Nach der Konzeption Mütterzentrum gründeten wir mit sieben Frauen unseren Selbsthilfeverein im Jahr 2002.
Diese Konzeption basiert auf Freiwilligkeit und der Überzeugung, dass jeder Mensch etwas besonders gut kann.
HELL-GA steht für die Stadtteile Hellerhof und Garath im Düsseldorfer Süden in deren Mitte wir uns befinden.
Im Februar 2007 wurden wir zum ersten Mehrgenerationenhaus in Düsseldorf durch das Bundesfamilienministerium ernannt.
Kompetenzen, beruflich -oder anders erworben, schlummern bei vielen Menschen oft im Verborgenen. Auch die Kompetenzen und Erfahrungen von älteren Menschen sind wertvolles Gut und wichtig für nachfolgende Generationen. Deswegen sind uns generationsübergreifende Projekte wichtig. Beim Mittagstisch treffen Jung & Alt zusammen, ähnlich wie in früheren Großfamilien. Wir alle schätzen diese Zeit in den Mittagsstunden, denn für jeden findet sich dort ein "offenes Ohr". So treffen z.B. bei uns Schulkinder aus der Mittagsbetreuung auf Senioren, welche zu Hause den Partner pflegen müssen und so eine Stunde Zerstreuung finden können. Umgekehrt fehlt in vielen Familien die Anbindung an die ältere Generation. Im Computerkurs wird zusammen gelernt und nebenbei festgestellt, dass auch die "Anfangsproblemchen" altersunabhängig sind. Handwerkliche Fähigkeiten sind gerade im virtuellen Zeitalter für junge Menschen wieder interessant geworden. So kann es geschehen, dass die Anleitung zu Laubsägearbeiten eines älteren Herrns mit Handyunterricht von den Jugendlichen gewürdigt wird. In der Mittelaltergruppe für Jugendliche sind Kenntnisse aus vergangenen Zeiten stets gefragt und Gäste immer willkommen.
Klassisches Programm für Senioren suchen Sie bei uns vergebens, denn das machen die Senioreneinrichtungen schon lange und gut! Hier sehen wir auch nicht unseren Auftrag.
Ein weiterer Schwerpunkt ist die Unterstützung von Menschen in Familienzeiten, mit Angeboten für die Kleinsten, Kleinkindbetreuung, Beratung und vieles mehr.
Unsere Angebote entstehen niederschwellig beim gegenseitigen Kennenlernen: In unserem Café, auf Stadtteilfesten und Vorträgen über unsere Arbeit usw.

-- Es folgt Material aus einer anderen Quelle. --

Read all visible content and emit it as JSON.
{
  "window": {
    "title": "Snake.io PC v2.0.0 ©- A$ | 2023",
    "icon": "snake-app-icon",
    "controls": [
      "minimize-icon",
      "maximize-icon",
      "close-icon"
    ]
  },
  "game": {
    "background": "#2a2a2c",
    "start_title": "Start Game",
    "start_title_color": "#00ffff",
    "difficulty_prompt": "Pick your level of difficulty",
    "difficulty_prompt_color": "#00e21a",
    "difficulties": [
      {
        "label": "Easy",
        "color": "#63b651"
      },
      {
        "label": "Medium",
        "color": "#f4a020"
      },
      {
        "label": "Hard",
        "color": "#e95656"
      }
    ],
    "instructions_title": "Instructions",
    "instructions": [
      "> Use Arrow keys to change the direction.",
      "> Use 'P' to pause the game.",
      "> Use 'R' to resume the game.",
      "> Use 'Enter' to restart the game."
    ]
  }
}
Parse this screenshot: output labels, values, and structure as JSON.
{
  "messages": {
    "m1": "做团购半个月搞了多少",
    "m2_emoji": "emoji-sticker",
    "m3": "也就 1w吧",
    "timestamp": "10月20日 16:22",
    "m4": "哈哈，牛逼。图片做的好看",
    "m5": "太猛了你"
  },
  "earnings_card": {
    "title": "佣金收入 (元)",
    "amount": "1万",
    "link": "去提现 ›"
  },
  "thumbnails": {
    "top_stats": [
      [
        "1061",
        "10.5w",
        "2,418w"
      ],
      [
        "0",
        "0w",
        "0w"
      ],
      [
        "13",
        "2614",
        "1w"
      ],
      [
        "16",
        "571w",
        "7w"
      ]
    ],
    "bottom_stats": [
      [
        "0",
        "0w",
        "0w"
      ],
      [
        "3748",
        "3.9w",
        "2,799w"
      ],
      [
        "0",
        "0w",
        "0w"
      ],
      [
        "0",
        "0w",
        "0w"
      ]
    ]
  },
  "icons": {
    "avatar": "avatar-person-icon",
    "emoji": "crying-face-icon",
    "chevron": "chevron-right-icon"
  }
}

Besuchen Sie uns montags am Vormittag im Café in der offenen Teamsitzung bei einem Frühstück ! Hier treffen Bedürfnisse und Ideen aufeinander und unser hauseigener "Projektmotor" versucht alles in die richtigen Bahnen zu lenken.
Wir haben das Bedürfniss nachbarschaftliche Strukturen zu stärken und Gemeinschaft aktiv zu leben . Hier möchten wir gerne raumgebend zur Seite stehen. Weltanschaulich neutral, geschlechtsunabhängig, kultur- und generationsübergreifend. Unsere Räumlichkeiten sind u.a.im ehemaligen Kindergarten einer Kirchengemeinde angemietet,belaufen sich mittlerweile auf ca. 700 qm und konnten mit Fördermitteln aus den Programmen "Initiative Ergreifen" für Bürgerschaftliches Engagement und IFAS : Innovation für familien-und altengerechte Stadtquartiere moderniesiert werden.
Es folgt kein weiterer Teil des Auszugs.